Un capitolo oscuro della storia nissena: la Solfara Giona e il disastro incredibile del 1900
Solfara Giona a Caltanissetta: labirinto di zolfo, melanoflogite unica al mondo e la nube tossica che nel 1900 sconvolse la miniera.
All’ombra delle colline gessose di Sutera e Milena, nel cuore della provincia di Caltanissetta, giace la Solfara Giona: un reticolo di gallerie sotterranee che, per quasi un secolo, estrasse lo “oro giallo” di Sicilia. Oggi le bocche dei pozzi sono murate e un silenzio irreale sostituisce il clangore dei carusi; ma la miniera continua a lanciare due richiami irresistibili: il mistero di un minerale “alieno” unico al mondo e l’eco di una tragedia tossica avvolta dall’oblio.
Un labirinto di zolfo, speranze e dolore
Fin dalla metà dell’Ottocento la Giona fu considerata una delle punte di diamante del distretto solfifero nisseno: i Montagna la presero in gabella nel 1895, ampliando pozzi e gallerie fino a 120 m di profondità. Qui arrivavano intere famiglie, attirate dalla promessa di un salario e schiacciate dall’incubo dell’“affrancazione”: ragazzini di appena otto anni costretti a trascinare sacchi di minerale fuso sulle spalle lungo cunicoli soffocanti.
Il 14 maggio 1900 un’improvvisa emissione di anidride solforosa avvelenò l’aria; le cronache del Corpo Reale delle Miniere parlano di “numerosi intossicati”, ma il bilancio reale rimase sepolto insieme al minerale. L’incidente segnò l’inizio del declino: concorrenza americana, costi crescenti, la crisi degli anni ’30 e, infine, la chiusura definitiva nel dopoguerra.
Cristalli extraterrestri e l’eredità scientifica
Se la sofferenza umana ha un volto sotterrato nella polvere di zolfo, la scienza deve alla Solfara Giona un tesoro inestimabile: è tipo-località della melanoflogite, rara forma di silice cubica descritta nel 1876 da A. von Lasaulx.
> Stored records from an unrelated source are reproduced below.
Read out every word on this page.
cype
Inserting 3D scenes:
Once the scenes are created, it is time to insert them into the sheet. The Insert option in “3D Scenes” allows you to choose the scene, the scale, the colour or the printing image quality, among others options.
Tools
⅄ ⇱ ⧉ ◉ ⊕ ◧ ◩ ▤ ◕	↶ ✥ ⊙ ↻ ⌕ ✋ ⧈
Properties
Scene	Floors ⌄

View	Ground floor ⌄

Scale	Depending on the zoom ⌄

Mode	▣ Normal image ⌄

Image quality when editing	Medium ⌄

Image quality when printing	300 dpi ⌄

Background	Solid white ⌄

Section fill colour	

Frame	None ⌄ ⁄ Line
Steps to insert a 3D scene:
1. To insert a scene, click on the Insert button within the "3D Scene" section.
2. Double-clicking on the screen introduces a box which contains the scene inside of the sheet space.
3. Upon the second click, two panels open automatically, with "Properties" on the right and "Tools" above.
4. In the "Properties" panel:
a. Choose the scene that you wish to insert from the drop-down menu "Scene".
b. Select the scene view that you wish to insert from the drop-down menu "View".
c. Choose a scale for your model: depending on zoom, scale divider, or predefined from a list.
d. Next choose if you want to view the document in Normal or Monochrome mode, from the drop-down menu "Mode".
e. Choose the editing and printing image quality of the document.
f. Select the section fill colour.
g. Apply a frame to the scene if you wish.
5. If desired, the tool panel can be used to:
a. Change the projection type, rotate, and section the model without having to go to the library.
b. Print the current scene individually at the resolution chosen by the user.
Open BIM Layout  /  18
I geologi la chiamano “quarzo spugnoso”, un reticolo cristallino che intrappola gas nobili e che s’incendia di sfumature metalliche sotto il microscopio.
Accanto a essa affioravano zolfo nativo, calcite e celestina, rendendo l’antico fief di Cimicia un paradiso per mineralogisti di mezzo mondo: dalle teche del Natural History Museum di Londra ai laboratori dell’MIT. Oggi, pur abbandonata, la Giona resta un santuario minerario a cielo aperto: i fronti di scavo sopravvivono tra ginestre e pietrisco, le travi di sostegno marciscono lentamente e le acque cariche di sali creano concrezioni surreali; un paesaggio lunare dove passato industriale e biodiversità mediterranea convivono in silenziosa simbiosi.